The other explanation I have is more personal, to do with our culture. The reason that young Asian girls, in particular, can act unsportsmanlike and enviously is desperation; the desperate need to impress that subconsciously comes from pressure they are put under at home. Why did you only get into LSE and not Oxford? Why can’t you be as hard-working as your sister? Why did your friend get that promotion and you didn’t? Even if you, I or our parents are not like this, we know the story all too well. Furthermore, the pressure to overachieve can be so great that it leads to high levels of stress or worse, mental illness, something our community has always struggled to comprehend, a phenomenon reported in media over the recent years as “the South Asian stigma”. Although this is another massive issue I will have to save for another blog post. Hence it is no wonder our females are sometimes forced to view their own as competition.

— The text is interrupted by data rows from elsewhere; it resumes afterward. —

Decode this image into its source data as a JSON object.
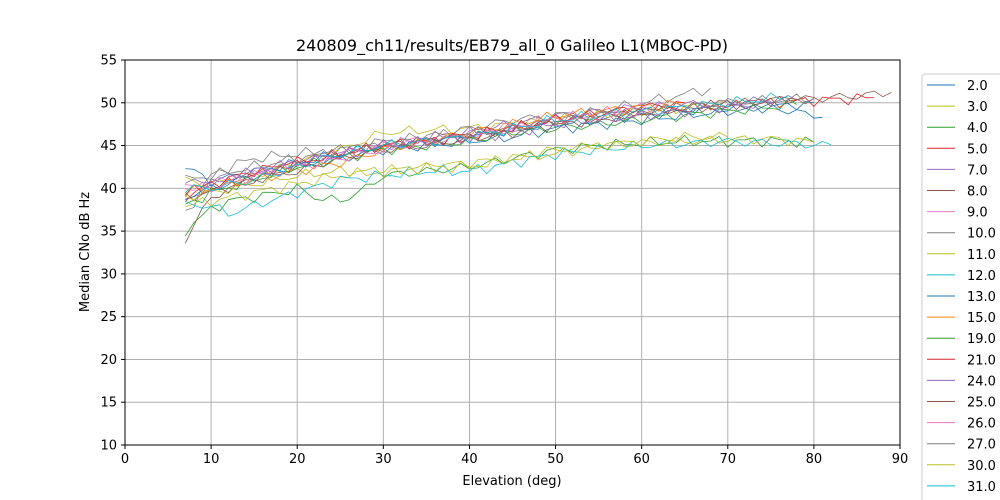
{
  "chart_data": {
    "type": "line",
    "title": "240809_ch11/results/EB79_all_0 Galileo L1(MBOC-PD)",
    "xlabel": "Elevation (deg)",
    "ylabel": "Median CNo dB Hz",
    "xlim": [
      0,
      90
    ],
    "ylim": [
      10,
      55
    ],
    "xticks": [
      "0",
      "10",
      "20",
      "30",
      "40",
      "50",
      "60",
      "70",
      "80",
      "90"
    ],
    "yticks": [
      "10",
      "15",
      "20",
      "25",
      "30",
      "35",
      "40",
      "45",
      "50",
      "55"
    ],
    "grid": true,
    "legend_position": "right, outside plot (clipped)",
    "series": [
      {
        "name": "2.0",
        "color": "#1f77b4",
        "x": [
          7,
          10,
          15,
          20,
          25,
          30,
          35,
          40,
          45,
          50,
          55,
          60,
          65,
          70,
          75,
          80,
          81
        ],
        "y": [
          42.5,
          40.8,
          42.0,
          43.0,
          44.0,
          45.0,
          45.5,
          46.0,
          46.8,
          47.5,
          48.0,
          48.5,
          49.0,
          49.3,
          49.5,
          48.5,
          48.3
        ]
      },
      {
        "name": "3.0",
        "color": "#bcbd22",
        "x": [
          7,
          10,
          15,
          20,
          25,
          30,
          35,
          40,
          45,
          50,
          55,
          60,
          65,
          70
        ],
        "y": [
          41.0,
          40.5,
          41.5,
          43.0,
          44.5,
          46.5,
          46.8,
          47.0,
          47.5,
          48.0,
          48.5,
          49.0,
          49.5,
          50.0
        ]
      },
      {
        "name": "4.0",
        "color": "#2ca02c",
        "x": [
          7,
          8,
          10,
          12,
          15,
          18,
          20,
          22,
          25,
          28,
          30,
          35,
          40,
          45,
          50,
          55,
          60,
          65,
          70,
          75,
          80
        ],
        "y": [
          35.0,
          36.0,
          37.5,
          38.5,
          39.0,
          39.5,
          40.0,
          39.0,
          38.5,
          40.0,
          41.5,
          42.0,
          42.5,
          43.5,
          44.5,
          45.0,
          45.3,
          45.5,
          45.5,
          45.6,
          45.4
        ]
      },
      {
        "name": "5.0",
        "color": "#d62728",
        "x": [
          7,
          10,
          15,
          20,
          25,
          30,
          35,
          40,
          45,
          50,
          55,
          60,
          65,
          70,
          75,
          80,
          85,
          87
        ],
        "y": [
          39.5,
          40.0,
          41.5,
          43.0,
          44.0,
          45.0,
          45.5,
          46.0,
          47.0,
          47.8,
          48.3,
          48.8,
          49.2,
          49.6,
          50.0,
          50.3,
          50.5,
          50.6
        ]
      },
      {
        "name": "7.0",
        "color": "#9467bd",
        "x": [
          7,
          10,
          15,
          20,
          25,
          30,
          35,
          40,
          45,
          50,
          55,
          60,
          65,
          70,
          75,
          78
        ],
        "y": [
          38.5,
          40.5,
          42.0,
          43.0,
          44.0,
          45.0,
          45.8,
          46.5,
          47.5,
          48.5,
          49.0,
          49.5,
          49.8,
          50.0,
          50.3,
          50.3
        ]
      },
      {
        "name": "8.0",
        "color": "#8c564b",
        "x": [
          7,
          10,
          15,
          20,
          25,
          30,
          35,
          40,
          45,
          50,
          55,
          60,
          65,
          70,
          75,
          80,
          85,
          89
        ],
        "y": [
          34.0,
          39.0,
          41.0,
          42.5,
          44.0,
          45.0,
          45.5,
          46.0,
          47.0,
          48.0,
          48.5,
          49.0,
          49.5,
          49.8,
          50.3,
          50.5,
          50.8,
          51.2
        ]
      },
      {
        "name": "9.0",
        "color": "#e377c2",
        "x": [
          7,
          10,
          15,
          20,
          25,
          30,
          35,
          40,
          45,
          50,
          55,
          60,
          63
        ],
        "y": [
          40.0,
          40.5,
          41.5,
          43.0,
          44.0,
          45.0,
          45.8,
          46.5,
          47.3,
          48.0,
          48.8,
          49.5,
          49.8
        ]
      },
      {
        "name": "10.0",
        "color": "#7f7f7f",
        "x": [
          7,
          10,
          12,
          15,
          20,
          25,
          30,
          35,
          40,
          45,
          50,
          55,
          60,
          65,
          68
        ],
        "y": [
          37.0,
          41.5,
          42.5,
          43.5,
          44.0,
          44.5,
          45.0,
          46.0,
          47.0,
          48.0,
          48.5,
          49.0,
          50.0,
          51.0,
          51.7
        ]
      },
      {
        "name": "11.0",
        "color": "#bcbd22",
        "x": [
          7,
          10,
          15,
          20,
          25,
          30,
          35,
          40,
          45,
          50,
          55,
          60,
          65,
          70,
          75,
          80
        ],
        "y": [
          38.0,
          38.5,
          39.5,
          40.5,
          41.5,
          42.0,
          42.5,
          43.0,
          43.5,
          44.5,
          45.0,
          45.3,
          45.5,
          45.7,
          45.8,
          45.4
        ]
      },
      {
        "name": "12.0",
        "color": "#17becf",
        "x": [
          7,
          10,
          12,
          15,
          20,
          25,
          30,
          35,
          40,
          45,
          50,
          55,
          60,
          65,
          70,
          75,
          80,
          82
        ],
        "y": [
          38.0,
          38.0,
          37.0,
          38.0,
          39.5,
          41.0,
          41.5,
          42.0,
          42.0,
          43.0,
          44.0,
          44.5,
          45.0,
          45.2,
          45.5,
          45.3,
          45.1,
          45.1
        ]
      },
      {
        "name": "13.0",
        "color": "#1f77b4",
        "x": [
          7,
          10,
          15,
          20,
          25,
          30,
          35,
          40,
          45,
          50,
          55,
          60,
          65,
          70,
          75,
          80
        ],
        "y": [
          39.0,
          40.0,
          41.5,
          42.5,
          43.5,
          44.5,
          45.0,
          45.5,
          46.0,
          47.0,
          47.5,
          48.0,
          48.5,
          49.0,
          49.5,
          50.0
        ]
      },
      {
        "name": "15.0",
        "color": "#ff7f0e",
        "x": [
          7,
          10,
          15,
          20,
          25,
          30,
          35,
          40,
          45,
          50,
          55,
          60,
          65
        ],
        "y": [
          39.5,
          40.0,
          41.0,
          42.0,
          43.0,
          44.5,
          45.5,
          46.5,
          47.5,
          48.5,
          49.0,
          49.5,
          50.0
        ]
      },
      {
        "name": "19.0",
        "color": "#2ca02c",
        "x": [
          7,
          10,
          15,
          20,
          25,
          30,
          35,
          40,
          45,
          50,
          55,
          60,
          65,
          70,
          75,
          78
        ],
        "y": [
          38.0,
          39.5,
          41.0,
          42.5,
          43.5,
          44.5,
          45.0,
          45.5,
          46.5,
          47.0,
          47.5,
          48.0,
          48.5,
          49.0,
          49.5,
          49.8
        ]
      },
      {
        "name": "21.0",
        "color": "#d62728",
        "x": [
          7,
          10,
          15,
          20,
          25,
          30,
          35,
          40,
          45,
          50,
          55,
          60,
          65
        ],
        "y": [
          39.0,
          40.5,
          42.0,
          43.0,
          44.0,
          45.0,
          45.5,
          46.3,
          47.0,
          48.0,
          48.8,
          49.5,
          50.0
        ]
      },
      {
        "name": "24.0",
        "color": "#9467bd",
        "x": [
          7,
          10,
          15,
          20,
          25,
          30,
          35,
          40,
          45,
          50,
          55,
          60,
          65,
          70,
          75
        ],
        "y": [
          40.5,
          41.0,
          42.0,
          43.0,
          44.0,
          45.0,
          45.5,
          46.0,
          46.5,
          47.5,
          48.0,
          48.5,
          49.0,
          49.5,
          50.0
        ]
      },
      {
        "name": "25.0",
        "color": "#8c564b",
        "x": [
          7,
          10,
          15,
          20,
          25,
          30,
          35,
          40,
          45,
          50,
          55,
          60,
          65,
          70,
          75,
          80
        ],
        "y": [
          39.0,
          39.5,
          41.0,
          42.0,
          43.5,
          44.5,
          45.0,
          45.8,
          46.5,
          47.5,
          48.0,
          48.8,
          49.3,
          49.8,
          50.3,
          50.5
        ]
      },
      {
        "name": "26.0",
        "color": "#e377c2",
        "x": [
          7,
          10,
          15,
          20,
          25,
          30,
          35,
          40,
          45,
          50,
          55,
          60
        ],
        "y": [
          40.0,
          40.0,
          41.5,
          42.5,
          43.5,
          44.5,
          45.5,
          46.0,
          47.0,
          48.0,
          48.5,
          49.0
        ]
      },
      {
        "name": "27.0",
        "color": "#7f7f7f",
        "x": [
          7,
          10,
          15,
          20,
          25,
          30,
          35,
          40,
          45,
          50,
          55,
          60,
          65,
          70,
          75,
          80
        ],
        "y": [
          41.0,
          41.5,
          42.5,
          43.5,
          44.5,
          45.5,
          46.0,
          46.5,
          47.0,
          48.0,
          48.5,
          49.0,
          49.5,
          50.0,
          50.3,
          50.5
        ]
      },
      {
        "name": "30.0",
        "color": "#bcbd22",
        "x": [
          7,
          10,
          15,
          20,
          25,
          30,
          35,
          40,
          45,
          50,
          55,
          60,
          65,
          70
        ],
        "y": [
          39.0,
          39.5,
          40.5,
          41.5,
          42.0,
          42.0,
          42.5,
          42.5,
          43.5,
          44.0,
          45.0,
          45.5,
          46.0,
          46.0
        ]
      },
      {
        "name": "31.0",
        "color": "#17becf",
        "x": [
          7,
          10,
          15,
          20,
          25,
          30,
          35,
          40,
          45,
          50,
          55,
          60,
          65,
          70,
          75,
          77
        ],
        "y": [
          40.0,
          40.0,
          41.0,
          42.5,
          44.0,
          45.0,
          45.5,
          46.0,
          47.0,
          48.0,
          48.5,
          49.0,
          49.5,
          50.0,
          50.5,
          50.8
        ]
      }
    ]
  }
}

We cannot aim to change these competitive attitudes in the short-run, or single-handedly, but now we have started thinking about the root of the problem we can consider ways to deal with these sorts of people in the business environment. For example, if you encounter a competitive, seemingly sly co-worker, you should remember their demeanour may stem from insecurity or an external pressure to meet expectations. Therefore make a point of being friendly and compassionate with them so they are not intimidated and most importantly, collaborate with them, making their needs and targets your own. Psychologists suggest that once you praise them, they will see you as less of a threat and once you give them a hand up, they will be more likely to return the favour. I agree with the social theory that humans inherently prefer cooperation because it yields a higher pay-off, they can increase their own resources.

So, in essence, we should analyse a competitive person and think tactics before we get agitated and engage in the competition. As for my fears on entering Asian Women Mean Business…they were put to rest by almost every woman I have connected with in this internship. Like when I met Lisa Åkesson, Voice Coach and Communications Skills Trainer, last week. She specialises in empowering women to be confident leaders. Sound familiar? Yes, AWMB is aiming to do that too! However, her having mutual goals and customer bases meant we have come to regard her as an ally, not an opponent. In fact, we are partnering with her for our next webinar. In the meeting to discuss this we spent more time getting excited at one another’s current entrepreneurial ventures rather than actually getting down to work. Thus I have found myself in a strange, unfamiliar world: this appears to be a unique network of South Asian businesswomen who are repulsed by catty competitors and have joined forces to help each other go forward. I initially thought it too good to be true.

Regardless of whether you perceive competition as a friend or a foe, I will leave you to dwell on this: “Competition has been shown to be useful up to a certain point and no further, but cooperation, which is the thing we must strive for today, begins where competition leaves off.” – Franklin D. Roosevelt.